Strain of chili (Capsicum)

The chile huacle or chilhuacle pepper (from Nahuatl chilli 'chile' and 'huactli' old) is a variety of Capsicum annuum produced in the Cañada region of Oaxaca, Mexico. Now one of the rarest chiles in Mexico, the chilhuacle is also one of the original peppers used in Oaxacan mole recipes, particularly mole negro but including other dishes such as chileajo, chanfaina, clemole and chile caldo. The chilhuacle pepper comes in three varieties -- yellow (amarillo), black (negro), and red (rojo), the latter of which is sometimes also called chilcostle.

Due to production costs and decreasing farming, the chilhuacle is currently the most expensive pepper in Mexico, with a market price of $500 pesos per kilogram, or between 25 and 38 US dollars.. For contrast, as of 2026, the habanero is usually priced between $1.73 and $4.09 US dollars.

==Cultivation==

The chilhuacle pepper plant has an erect posture and forks into two equal branches, with an average height of 145 cm. It has a typical root system with a large number of secondary roots. The average length from the cotyledon to first flower is about 30 cm, and the oval-shaped green leaves average 10.3 cm in length and 9.2 cm in width, although both measurements can be greater in greenhouse environments rather than field cultivation. Flowers are white with purple anthers, a white filament, and six petals. The chile itself is trapezoidal in shape, and starts out as green before ripening and turning either a dark, shiny brown (chilhuacle negro), red (chilhuacle rojo) or yellowish-gold (chilhuacle amarillo). The stems contain anthocyanin. After harvest, the peppers are dried in direct sunlight.

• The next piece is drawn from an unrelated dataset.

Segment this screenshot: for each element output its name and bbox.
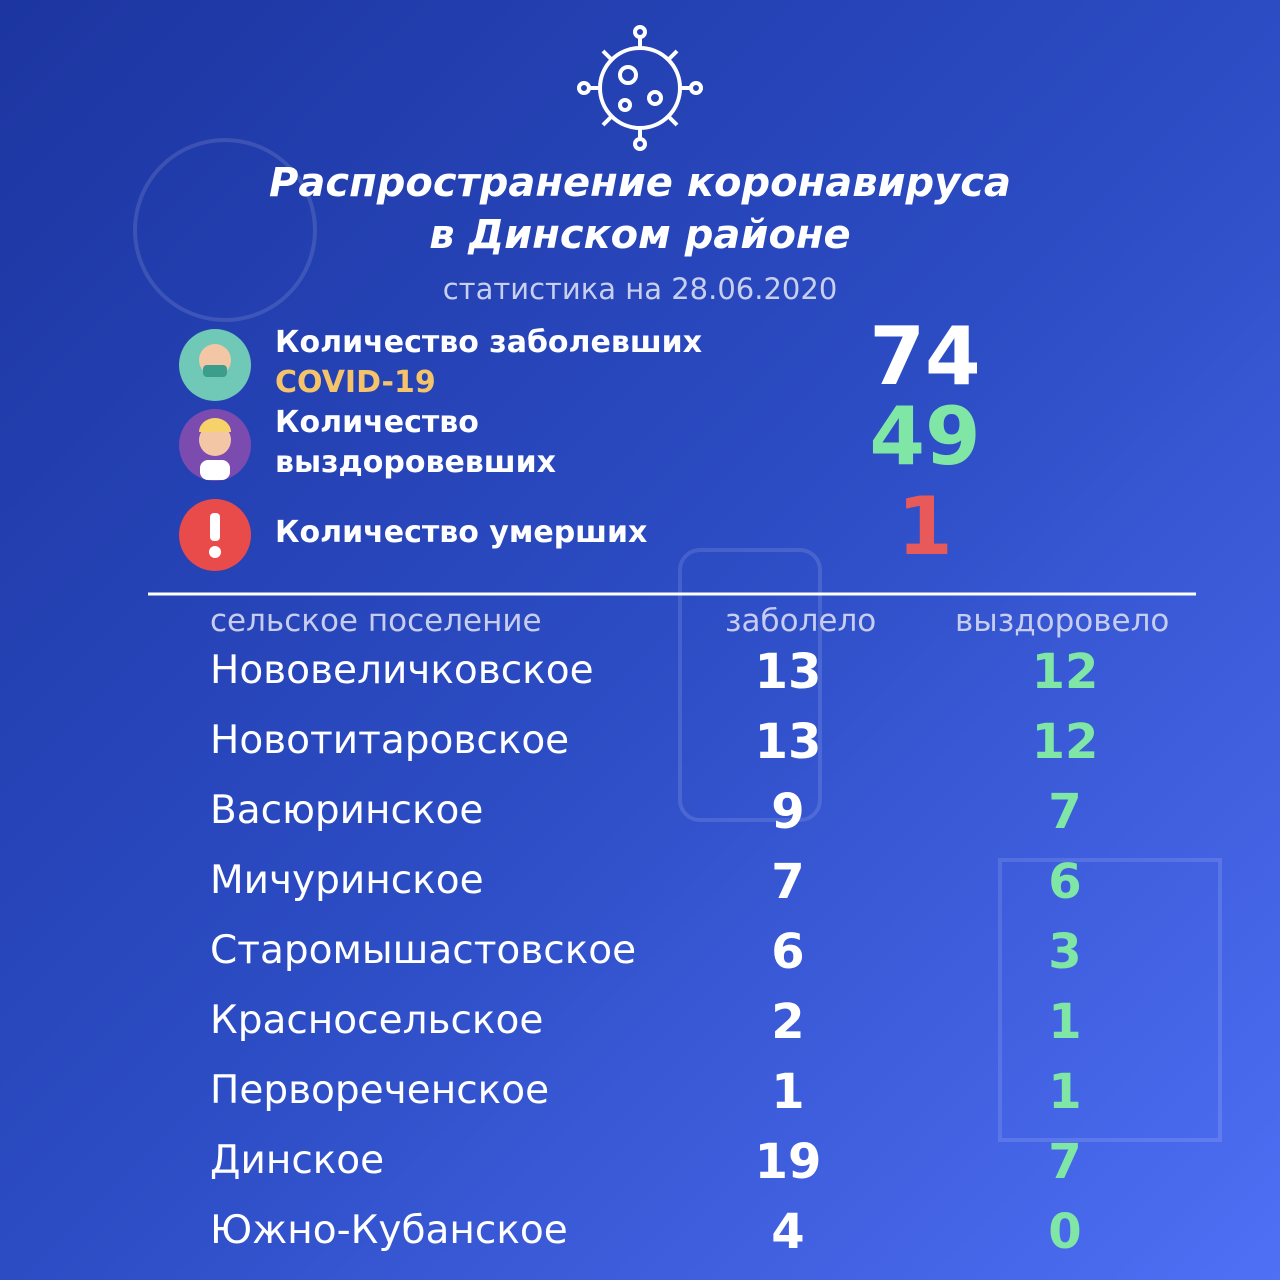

Currently, the chilhuacle is only grown in Cañada, Oaxaca, where it is grown primarily by the Cuicatecos and Chinatecos Indigenous peoples who inhabit the region. The pepper is grown in small quantities, with a total area of less than 10 hectares dedicated to its growth. Cultivation takes 185-195 days, with 35-45 days for the seedling stage, 90 days for maturing, and 60 days for harvest. This means that seeds are germinated at the end of the dry season (May), transplanted to the fields in June and July during the rainy season, and harvested once the rainy season is over. The use of traditional farming practices almost exclusively in farming chilhuacle, however, is a contributor to its slow disappearance -- chilhuacle crops are often threatened by pests and viral diseases, and markets as a result are moving away towards more accessible and less expensive peppers.

==Use and history==

The most famous use for the chilhuacle is in mole negro, a Oaxacan dish made with chocolate, spices, toasted chilhuacle negro, and burnt tortillas. Chilhuacle rojo or chilcostle is used for mole rojo and manchamanteles; chilhuacle amarillo is used for mole amarillo. However, mole negro serves a special role, prepared to celebrate patron saints, to honor the departed, and for funerals. Texmole is made with the fresh chilhuacle negro peppers.

An anonymous manuscript dated to 1829 names the chilhuacle in more than 25 recipes, including chileajo, manchamanteles, mal asado, chanfaina, estofado, clemole, and moleprieto (a precursor to mole negro).